Probleme
Die Produktion von Biomasse führt - unabhängig von ihrem späteren Verwendungszweck - in vielen Fällen zu ökologischen und sozialen Problemen. Angesichts des steigenden Energie- und Ressourcenverbrauches, wachsender Bevölkerungszahl, dem Klimawandel und den knapper werdenden Ressourcen (Ackerflächen, Wasser, Böden, natürliche Ökosysteme) wirkt sich jeder zusätzliche Druck zunehmend schädlich auf Umwelt und Gesellschaft aus.
So werden immer noch Jahr für Jahr wertvolle Ökosysteme wie Wälder, Feuchtgebiete und Savannen auch für die Entnahme oder den Anbau von Biomasse vernichtet. Weitere Umweltprobleme sind der hohe Wasserverbrauch, Versalzung und Erosion von Böden, Belastung mit Düngemitteln und Pestiziden oder der Einsatz genetisch manipulierter Organismen. Obwohl der Einsatz nachwachsender Rohstoffe oftmals klimaschonender sein kann als die Verwendung von Materialien auf Basis fossiler Rohstoffe (Kohle, Erdöl, Erdgas), kann sich deren Produktion aber auch sehr negativ auf das Klima auswirken - wenn etwa Torfwälder oder Grünland für den Anbau von Biomasse zerstört werden.
Die Erzeugung von Biomasse zur Energiegewinnung wirkt sich häufig negativ auf die Lebensumstände von Menschen aus. Für den Anbau werden immer mehr Felder und Plantagen in Anspruch genommen, die vorher der Erzeugung von Nahrungsmitteln oder anderen dringend benötigten Produkten dienten. Dies führt in vielen Fällen zur Verdrängung oder gar Enteignung von Menschen und letztlich zum Verlust ihrer Lebensgrundlage. Das Menschenrecht auf eine angemessene Ernährung wird hier gefährdet oder gar verletzt.

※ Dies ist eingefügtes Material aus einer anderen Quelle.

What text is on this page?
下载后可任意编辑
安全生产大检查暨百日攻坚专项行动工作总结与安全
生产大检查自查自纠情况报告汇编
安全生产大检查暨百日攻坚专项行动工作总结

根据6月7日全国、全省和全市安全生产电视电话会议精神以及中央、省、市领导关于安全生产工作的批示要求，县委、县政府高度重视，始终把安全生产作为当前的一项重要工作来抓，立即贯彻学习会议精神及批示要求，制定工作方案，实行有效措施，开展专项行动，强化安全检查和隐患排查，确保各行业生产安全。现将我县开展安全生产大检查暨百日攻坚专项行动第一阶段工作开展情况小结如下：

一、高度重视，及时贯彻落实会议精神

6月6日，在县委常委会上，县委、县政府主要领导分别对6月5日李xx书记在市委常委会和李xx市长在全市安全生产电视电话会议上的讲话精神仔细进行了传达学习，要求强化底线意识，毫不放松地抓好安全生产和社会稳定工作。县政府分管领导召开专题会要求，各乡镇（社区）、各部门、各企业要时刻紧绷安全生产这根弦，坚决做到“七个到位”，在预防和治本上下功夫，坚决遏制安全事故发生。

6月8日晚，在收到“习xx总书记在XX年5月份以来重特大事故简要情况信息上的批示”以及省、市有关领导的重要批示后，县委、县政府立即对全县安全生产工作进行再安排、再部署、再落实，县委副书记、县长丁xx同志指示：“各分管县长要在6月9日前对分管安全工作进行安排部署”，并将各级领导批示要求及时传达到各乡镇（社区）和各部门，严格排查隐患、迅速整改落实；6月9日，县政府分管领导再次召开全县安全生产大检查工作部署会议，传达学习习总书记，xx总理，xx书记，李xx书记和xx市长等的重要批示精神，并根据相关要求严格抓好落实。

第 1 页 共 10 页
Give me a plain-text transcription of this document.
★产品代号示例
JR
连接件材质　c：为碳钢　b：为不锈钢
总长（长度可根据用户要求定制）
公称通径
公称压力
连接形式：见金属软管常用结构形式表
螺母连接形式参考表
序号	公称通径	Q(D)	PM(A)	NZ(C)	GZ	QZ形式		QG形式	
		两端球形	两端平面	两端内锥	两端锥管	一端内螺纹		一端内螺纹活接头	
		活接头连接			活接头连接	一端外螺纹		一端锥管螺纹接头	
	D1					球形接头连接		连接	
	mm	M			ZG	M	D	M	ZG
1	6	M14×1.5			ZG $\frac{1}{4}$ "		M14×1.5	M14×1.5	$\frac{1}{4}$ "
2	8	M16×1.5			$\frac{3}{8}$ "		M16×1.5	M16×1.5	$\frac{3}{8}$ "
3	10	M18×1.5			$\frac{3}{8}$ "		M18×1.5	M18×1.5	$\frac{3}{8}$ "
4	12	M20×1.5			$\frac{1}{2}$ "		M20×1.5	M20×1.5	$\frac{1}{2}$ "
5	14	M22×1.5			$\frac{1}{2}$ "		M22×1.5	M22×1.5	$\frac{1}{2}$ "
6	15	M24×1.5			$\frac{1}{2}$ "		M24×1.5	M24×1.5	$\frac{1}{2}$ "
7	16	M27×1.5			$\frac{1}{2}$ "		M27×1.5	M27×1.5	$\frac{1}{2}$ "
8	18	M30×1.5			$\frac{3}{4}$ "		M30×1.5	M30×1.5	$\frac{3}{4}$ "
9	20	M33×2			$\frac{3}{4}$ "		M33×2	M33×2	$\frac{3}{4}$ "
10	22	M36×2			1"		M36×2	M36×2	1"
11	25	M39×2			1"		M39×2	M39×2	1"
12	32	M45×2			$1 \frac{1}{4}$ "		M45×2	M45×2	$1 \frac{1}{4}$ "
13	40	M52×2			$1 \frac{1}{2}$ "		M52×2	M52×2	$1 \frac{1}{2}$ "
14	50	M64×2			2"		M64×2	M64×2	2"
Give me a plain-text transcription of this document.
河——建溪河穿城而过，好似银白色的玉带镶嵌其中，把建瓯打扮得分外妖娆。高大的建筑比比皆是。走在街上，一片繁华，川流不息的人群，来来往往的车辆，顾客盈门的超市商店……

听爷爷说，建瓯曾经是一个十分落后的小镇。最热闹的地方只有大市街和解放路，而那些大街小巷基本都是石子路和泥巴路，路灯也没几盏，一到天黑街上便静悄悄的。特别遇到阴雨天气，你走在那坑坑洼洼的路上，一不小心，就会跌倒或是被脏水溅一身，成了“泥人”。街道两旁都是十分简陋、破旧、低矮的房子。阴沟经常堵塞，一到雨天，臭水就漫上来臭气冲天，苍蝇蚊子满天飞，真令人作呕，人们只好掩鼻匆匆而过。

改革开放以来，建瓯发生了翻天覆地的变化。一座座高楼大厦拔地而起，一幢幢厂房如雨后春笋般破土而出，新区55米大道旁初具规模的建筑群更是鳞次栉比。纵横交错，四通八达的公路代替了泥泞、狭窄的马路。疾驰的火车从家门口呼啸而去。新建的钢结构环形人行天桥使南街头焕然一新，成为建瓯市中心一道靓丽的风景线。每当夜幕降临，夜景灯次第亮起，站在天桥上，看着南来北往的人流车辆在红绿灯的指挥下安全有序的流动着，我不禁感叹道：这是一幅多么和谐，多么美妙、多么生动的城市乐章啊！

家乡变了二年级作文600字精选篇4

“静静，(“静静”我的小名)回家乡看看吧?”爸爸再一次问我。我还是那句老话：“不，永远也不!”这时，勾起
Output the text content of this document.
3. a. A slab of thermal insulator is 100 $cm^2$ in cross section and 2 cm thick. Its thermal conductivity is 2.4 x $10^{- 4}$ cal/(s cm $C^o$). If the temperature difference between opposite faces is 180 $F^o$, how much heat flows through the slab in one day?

Doch auch die Arbeitsbedingungen selbst sind es, die viele Menschen in Not bringen. Schwere, gefährliche, schmutzige und gesundheitsschädliche Arbeiten sind beispielsweise aus dem Zuckerrohranbau in Brasilien bekannt geworden, wo sogar immer wieder Fälle von Sklavenarbeit aufgedeckt werden. Gewerkschaftsrechte, die angemessene Entlohnung und die Sicherheit vieler Beschäftigter sind weitere Probleme. Auch Umweltschäden wie schmutziges Wasser und mangelndes Trinkwasser sind gleichermaßen soziale Probleme. Leider sind in den Nachhaltigkeitsverordnungen auf deutscher und EU-Ebene bislang keine Sozialkriterien verankert. Dies zu ändern, ist eines der wichtigsten Ziele von Menschenrechts- und Umweltorganisationen.